Joy Mangkung, Ketua Komunitas Niang Gejur menyatakan, Balada Tana Mbate bukan sekadar aktivitas kesenian, “tetapi menjadi semacam tanggung jawab moral-sosial dari teman-teman komunitas untuk mengajak dan memprovokasi kesadaran kritis-kolektif dari semua orang yang datang menikmati acara ini agar mereka peka dengan keadaan tanah leluhur saat ini.”
“Balada Tana Mbate adalah upaya kesekian yang kami berikan bagi semua orang khususnya manusia-manusia NTT yang mata, telinga, dan hatinya masih bisa berfungsi dengan baik untuk mencerna secara kritis berbagai persoalan yang terjadi hari-hari ini,” katanya.
Joy menambahkan, “kami percaya bahwa seni selalu punya caranya sendiri untuk mengingatkan sekaligus memprovokasi kesadaran serta keberanian orang-orang untuk melawan segala macam penindasan.

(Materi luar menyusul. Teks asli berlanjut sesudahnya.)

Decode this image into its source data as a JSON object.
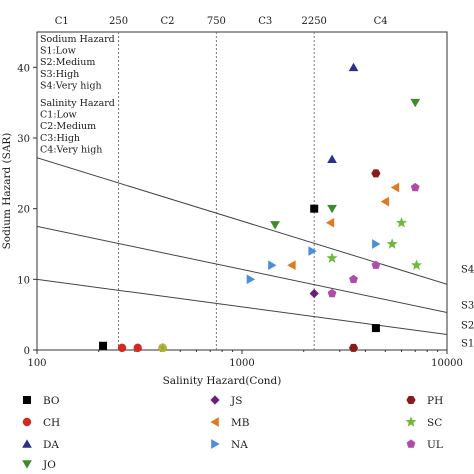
{
  "chart_data": {
    "type": "scatter",
    "title": "",
    "xlabel": "Salinity Hazard(Cond)",
    "ylabel": "Sodium Hazard (SAR)",
    "xscale": "log",
    "xlim": [
      100,
      10000
    ],
    "ylim": [
      0,
      45
    ],
    "x_ticks": [
      100,
      1000,
      10000
    ],
    "x_tick_labels": [
      "100",
      "1000",
      "10000"
    ],
    "y_ticks": [
      0,
      10,
      20,
      30,
      40
    ],
    "y_tick_labels": [
      "0",
      "10",
      "20",
      "30",
      "40"
    ],
    "grid": false,
    "salinity_class_boundaries": [
      250,
      750,
      2250
    ],
    "salinity_class_labels": [
      "C1",
      "C2",
      "C3",
      "C4"
    ],
    "boundary_labels": [
      "250",
      "750",
      "2250"
    ],
    "sodium_lines": [
      {
        "label": "S4",
        "p1": [
          100,
          27.2
        ],
        "p2": [
          10000,
          9.3
        ]
      },
      {
        "label": "S3",
        "p1": [
          100,
          17.5
        ],
        "p2": [
          10000,
          5.3
        ]
      },
      {
        "label": "S2",
        "p1": [
          100,
          10.0
        ],
        "p2": [
          10000,
          2.2
        ]
      }
    ],
    "sodium_labels_right": [
      "S4",
      "S3",
      "S2",
      "S1"
    ],
    "legend_box": {
      "sodium_title": "Sodium Hazard",
      "sodium_items": [
        "S1:Low",
        "S2:Medium",
        "S3:High",
        "S4:Very high"
      ],
      "salinity_title": "Salinity Hazard",
      "salinity_items": [
        "C1:Low",
        "C2:Medium",
        "C3:High",
        "C4:Very high"
      ]
    },
    "legend_position": "bottom",
    "series": [
      {
        "name": "BO",
        "marker": "square",
        "color": "#000000",
        "points": [
          [
            210,
            0.6
          ],
          [
            2250,
            20
          ],
          [
            4500,
            3.1
          ]
        ]
      },
      {
        "name": "CH",
        "marker": "circle",
        "color": "#d42a1e",
        "points": [
          [
            260,
            0.3
          ],
          [
            310,
            0.3
          ]
        ]
      },
      {
        "name": "DA",
        "marker": "triangle-up",
        "color": "#2e2e8f",
        "points": [
          [
            2750,
            27
          ],
          [
            3500,
            40
          ]
        ]
      },
      {
        "name": "JO",
        "marker": "triangle-down",
        "color": "#3f8a2e",
        "points": [
          [
            1450,
            17.7
          ],
          [
            2750,
            20
          ],
          [
            7000,
            35
          ]
        ]
      },
      {
        "name": "JS",
        "marker": "diamond",
        "color": "#6b1f7a",
        "points": [
          [
            2250,
            8
          ]
        ]
      },
      {
        "name": "MB",
        "marker": "triangle-left",
        "color": "#e07a20",
        "points": [
          [
            1750,
            12
          ],
          [
            2700,
            18
          ],
          [
            5000,
            21
          ],
          [
            5600,
            23
          ]
        ]
      },
      {
        "name": "NA",
        "marker": "triangle-right",
        "color": "#4a90d9",
        "points": [
          [
            1100,
            10
          ],
          [
            1400,
            12
          ],
          [
            2200,
            14
          ],
          [
            4500,
            15
          ]
        ]
      },
      {
        "name": "PH",
        "marker": "hexagon",
        "color": "#8b1a1a",
        "points": [
          [
            3500,
            0.3
          ],
          [
            4500,
            25
          ]
        ]
      },
      {
        "name": "SC",
        "marker": "star",
        "color": "#6fb83a",
        "points": [
          [
            2750,
            13
          ],
          [
            5400,
            15
          ],
          [
            6000,
            18
          ],
          [
            7100,
            12
          ]
        ]
      },
      {
        "name": "UL",
        "marker": "pentagon",
        "color": "#b04aab",
        "points": [
          [
            2750,
            8
          ],
          [
            3500,
            10
          ],
          [
            4500,
            12
          ],
          [
            7000,
            23
          ]
        ]
      },
      {
        "name": "mixed-low",
        "legend": false,
        "marker": "mixed",
        "color": "#d4c22a",
        "points": [
          [
            410,
            0.3
          ]
        ]
      }
    ]
  }
}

“Selama naluri seni kami masih menyala, kami tidak akan padam di sini,” katanya.
Niang Gejur telah terlibat dalam berbagai aktivitas kesenian seperti musik, teater, fragmen, dan tarian yang semuanya mengangkat persoalan sosial di NTT.
Balada Tana Mbate menjadi penampilan ketiga Niang Gejur yang secara khusus menyoroti problem sosial-budaya.
Sebelumnya, komunitas juga mementaskan teater berjudul Elegi Sebae dan Elegi Perempuan dalam acara Festival Komanta Atmajaya pada 2023 dan 2024.